L’hebdomadaire britannique The Economist se demande si Jean-Marie Le Pen fera obtiendra un aussi bon score pour les élections présidentielles de 2007 qu’en 2002. Quelque 23 % des électeurs ont déclaré lors d’un sondage, qu’ils approuvaient ses idées, et 31 % ont exprimé le souhait qu’il se représente. Enfin, pas moins de 36 % pensent qu’il serait à nouveau présent au second tour, rappelle The Economist. Mais beaucoup de choses pourraient changer d’ici là. Si Nicolas Sarkozy durcit le ton sur l’immigration et la sécurité, il pourrait s’attirer certains des suffrages du Front national, pense The Economist. Le parti de Jean-Marie Le Pen est sûr d’avoir le soutien d’une moitié de son électorat habituel, mais au-delà c’est l’incertitude.

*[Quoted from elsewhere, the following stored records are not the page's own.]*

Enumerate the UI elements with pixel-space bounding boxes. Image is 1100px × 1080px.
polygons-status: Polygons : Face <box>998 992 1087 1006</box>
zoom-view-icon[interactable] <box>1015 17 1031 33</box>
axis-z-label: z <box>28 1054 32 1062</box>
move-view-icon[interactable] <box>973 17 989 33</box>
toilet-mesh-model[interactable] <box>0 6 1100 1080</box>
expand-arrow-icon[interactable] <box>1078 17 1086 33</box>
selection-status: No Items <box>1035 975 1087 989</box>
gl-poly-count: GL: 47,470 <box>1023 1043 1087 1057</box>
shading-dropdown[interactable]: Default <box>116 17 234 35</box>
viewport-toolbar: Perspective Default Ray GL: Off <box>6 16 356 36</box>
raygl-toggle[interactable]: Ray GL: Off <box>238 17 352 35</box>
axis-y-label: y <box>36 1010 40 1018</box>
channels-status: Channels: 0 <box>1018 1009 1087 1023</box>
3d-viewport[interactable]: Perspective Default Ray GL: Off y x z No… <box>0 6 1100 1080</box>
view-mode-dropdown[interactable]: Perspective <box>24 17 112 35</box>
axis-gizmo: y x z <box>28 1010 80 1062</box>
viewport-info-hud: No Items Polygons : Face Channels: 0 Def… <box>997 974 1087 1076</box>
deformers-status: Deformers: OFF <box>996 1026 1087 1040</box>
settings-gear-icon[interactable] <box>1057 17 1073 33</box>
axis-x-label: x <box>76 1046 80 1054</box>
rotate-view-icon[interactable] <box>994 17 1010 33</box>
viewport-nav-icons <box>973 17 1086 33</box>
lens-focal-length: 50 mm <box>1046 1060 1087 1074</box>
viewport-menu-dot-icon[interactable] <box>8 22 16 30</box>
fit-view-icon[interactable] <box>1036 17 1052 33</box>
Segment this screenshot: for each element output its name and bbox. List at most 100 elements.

Mais, soutient l’hebdomadaire, comme l’a souligné Jacques Chirac, les opportunistes peuvent perdre au centre autant de voix qu’ils en gagnent aux extrêmes. En tout cas, M. Le Pen reste imperturbable : « Auparavant, on nous accusait d’extrémisme, dit-il. Aujourd’hui, les gens de gauche, du centre et de droite utilisent le même langage. Les électeurs préfèrent l’original à la copie. »

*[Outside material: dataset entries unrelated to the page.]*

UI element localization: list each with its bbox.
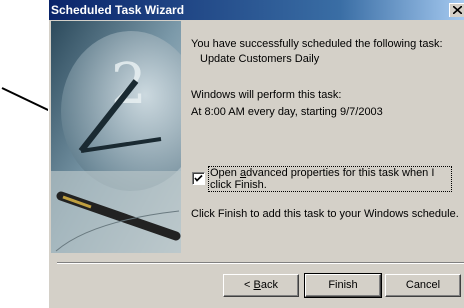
task-name: Update Customers Daily bbox=[200, 53, 320, 65]
window-title: Scheduled Task Wizard bbox=[51, 3, 185, 17]
advanced-properties-label[interactable]: Open advanced properties for this task w… bbox=[208, 166, 452, 192]
title-bar[interactable]: Scheduled Task Wizard bbox=[49, 0, 464, 20]
back-button[interactable]: < Back bbox=[223, 274, 299, 297]
wizard-window: Scheduled Task Wizard 2 You have success… bbox=[48, 0, 464, 308]
finish-hint: Click Finish to add this task to your Wi… bbox=[191, 208, 459, 220]
button-separator bbox=[57, 262, 464, 264]
perform-message: Windows will perform this task: bbox=[191, 89, 342, 101]
wizard-clock-image: 2 bbox=[51, 21, 181, 253]
cancel-button[interactable]: Cancel bbox=[385, 274, 461, 297]
checkmark-icon bbox=[194, 174, 203, 182]
success-message: You have successfully scheduled the foll… bbox=[191, 38, 443, 50]
close-icon bbox=[453, 6, 462, 14]
close-button[interactable] bbox=[449, 3, 464, 17]
schedule-summary: At 8:00 AM every day, starting 9/7/2003 bbox=[191, 106, 383, 118]
advanced-properties-checkbox[interactable] bbox=[192, 172, 205, 185]
finish-button[interactable]: Finish bbox=[304, 273, 382, 298]
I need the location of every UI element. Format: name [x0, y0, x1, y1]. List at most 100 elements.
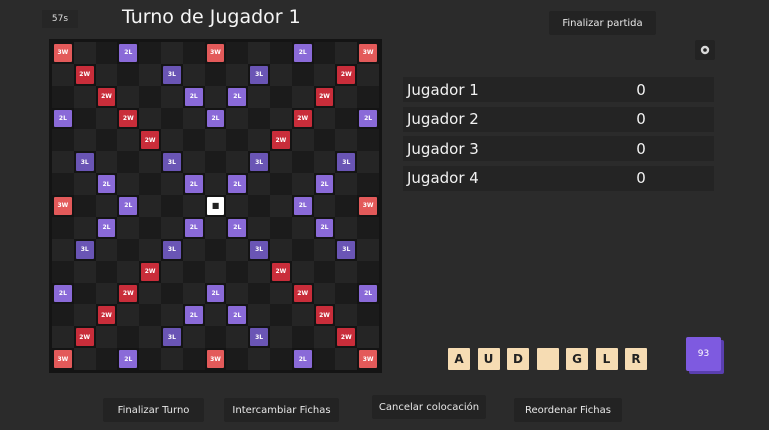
board-square[interactable] [313, 63, 336, 86]
board-square-2l[interactable]: 2L [184, 306, 203, 325]
board-square[interactable] [291, 304, 314, 327]
board-square[interactable] [226, 63, 249, 86]
board-square-3l[interactable]: 3L [162, 240, 181, 259]
board-square[interactable] [269, 63, 292, 86]
board-square[interactable] [248, 195, 270, 217]
board-square[interactable] [335, 216, 358, 239]
board-square[interactable] [160, 195, 183, 217]
board-square-2w[interactable]: 2W [119, 109, 138, 128]
board-square[interactable] [226, 326, 249, 349]
board-square[interactable] [117, 260, 140, 283]
board-square[interactable] [313, 348, 336, 370]
board-square-3w[interactable]: 3W [359, 350, 377, 368]
board-square[interactable] [313, 326, 336, 349]
board-square[interactable] [357, 85, 379, 108]
board-square[interactable] [117, 173, 140, 196]
board-square[interactable] [204, 304, 227, 327]
board-square[interactable] [335, 42, 358, 64]
board-square[interactable] [248, 129, 270, 152]
board-square[interactable] [52, 151, 74, 174]
rack-tile-blank[interactable] [536, 348, 559, 370]
board-square[interactable] [226, 151, 249, 174]
board-square[interactable] [313, 238, 336, 261]
board-square-3w[interactable]: 3W [206, 44, 225, 62]
board-square-2w[interactable]: 2W [315, 306, 334, 325]
board-square-2l[interactable]: 2L [359, 109, 377, 128]
board-square[interactable] [73, 195, 96, 217]
board-square[interactable] [160, 173, 183, 196]
board-square[interactable] [139, 304, 161, 327]
end-turn-button[interactable]: Finalizar Turno [103, 398, 204, 422]
board-square[interactable] [291, 260, 314, 283]
board-square[interactable] [95, 151, 118, 174]
board-square[interactable] [182, 195, 205, 217]
board-square-2w[interactable]: 2W [293, 109, 312, 128]
board-square[interactable] [117, 216, 140, 239]
board-square[interactable] [248, 107, 270, 130]
board-square[interactable] [204, 63, 227, 86]
board-square-2w[interactable]: 2W [337, 65, 356, 84]
board-square-2w[interactable]: 2W [75, 328, 94, 347]
board-square-2w[interactable]: 2W [315, 87, 334, 106]
board-square[interactable] [95, 195, 118, 217]
board-square[interactable] [335, 173, 358, 196]
board-square[interactable] [73, 348, 96, 370]
board-square[interactable] [313, 260, 336, 283]
board-square[interactable] [139, 216, 161, 239]
board-square[interactable] [226, 348, 249, 370]
board-square-3l[interactable]: 3L [162, 328, 181, 347]
board-square[interactable] [52, 326, 74, 349]
board-square[interactable] [117, 129, 140, 152]
board-square-3w[interactable]: 3W [206, 350, 225, 368]
end-game-button[interactable]: Finalizar partida [549, 11, 656, 35]
board-square[interactable] [269, 85, 292, 108]
board-square-2l[interactable]: 2L [228, 87, 247, 106]
board-square[interactable] [182, 238, 205, 261]
board-square-2l[interactable]: 2L [119, 350, 138, 368]
board-square[interactable] [52, 238, 74, 261]
board-square[interactable] [182, 348, 205, 370]
board-square[interactable] [357, 238, 379, 261]
board-square[interactable] [313, 107, 336, 130]
board-square[interactable] [160, 282, 183, 305]
cancel-placement-button[interactable]: Cancelar colocación [372, 395, 486, 419]
board-square-3l[interactable]: 3L [162, 65, 181, 84]
board-square[interactable] [269, 348, 292, 370]
board-square[interactable] [182, 282, 205, 305]
board-square-2l[interactable]: 2L [228, 306, 247, 325]
board-square[interactable] [52, 260, 74, 283]
board-square-3l[interactable]: 3L [162, 153, 181, 172]
board-square-3l[interactable]: 3L [250, 328, 268, 347]
board-square[interactable] [139, 173, 161, 196]
board-square-2l[interactable]: 2L [228, 175, 247, 194]
board-square[interactable] [182, 326, 205, 349]
board-square-2w[interactable]: 2W [271, 131, 290, 150]
board-square-2l[interactable]: 2L [119, 197, 138, 215]
board-square[interactable] [117, 326, 140, 349]
rack-tile[interactable]: R [625, 348, 647, 370]
board-square[interactable] [52, 63, 74, 86]
board-square-2l[interactable]: 2L [293, 350, 312, 368]
board-square[interactable] [95, 282, 118, 305]
board-square-2l[interactable]: 2L [293, 44, 312, 62]
board-square[interactable] [291, 173, 314, 196]
board-square-3l[interactable]: 3L [250, 153, 268, 172]
board-square[interactable] [269, 107, 292, 130]
board-square-2l[interactable]: 2L [315, 175, 334, 194]
board-center-square[interactable]: ■ [206, 197, 225, 215]
board-square[interactable] [139, 238, 161, 261]
board-square[interactable] [357, 173, 379, 196]
settings-button[interactable] [695, 40, 715, 60]
board-square[interactable] [357, 304, 379, 327]
board-square[interactable] [117, 151, 140, 174]
board-square[interactable] [73, 173, 96, 196]
board-square[interactable] [291, 238, 314, 261]
board-square[interactable] [335, 282, 358, 305]
board-square-2l[interactable]: 2L [293, 197, 312, 215]
board-square[interactable] [248, 304, 270, 327]
board-square[interactable] [73, 42, 96, 64]
board-square-3w[interactable]: 3W [54, 350, 72, 368]
board-square[interactable] [357, 260, 379, 283]
board-square[interactable] [139, 85, 161, 108]
board-square[interactable] [269, 151, 292, 174]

Après les réformateurs proeuropéens, des populistes et des nationalistes fascisants. Pour le politologue libéral bulgare Ivan Krastev, ce tournant met en évidence la fracture entre l’élite et le peuple. Ivan Krastev estime que l’Europe centrale est particulièrement agitée ces temps-ci. La première alerte est venue de Pologne, affirme-t-il. A l’automne 2005, le parti Droit et justice (PiS) – dirigé par les frères jumeaux Lech et Jaroslaw Kaczynski – a raflé la présidence (en la personne de Lech) et le gouvernement (dont Jaroslaw est le Premier ministre). Il promettait une révolution morale contre la corruption et le népotisme, et s’engageait à combler le fossé entre gagnants et perdants, dont il rendait responsables les élites postcommunistes. Comme la suite l’a montré, l’extrémisme des frères Kaczynski visait davantage à réécrire le passé qu’à résoudre les problèmes du présent. Leurs cibles favorites se sont révélées être non pas tant les anciens communistes évincés du pouvoir l’année dernière que les médias libéraux, la banque centrale indépendante et l’Union européenne, estime Ivan Krastev. Depuis que Jaroslaw Kaczynski a pris la tête du gouvernement, il a fait entrer dans sa coalition le parti Autodéfense du populiste Andrzej Leper, à gauche, et la Ligue des familles polonaises, à droite… Il s’en est fallu de peu que ce gouvernement ne remette en question les mesures favorables au marché qu’avaient adoptées ses prédécesseurs, indique le politologue bulgare. Mais la première année au pouvoir des jumeaux aura été marquée par une accoutumance aux théories de la conspiration, ainsi que par le retour à un discours nationaliste. Lorsqu’on entend parler les nouveaux leaders polonais, on a l’impression que la Seconde Guerre mondiale n’est pas terminée.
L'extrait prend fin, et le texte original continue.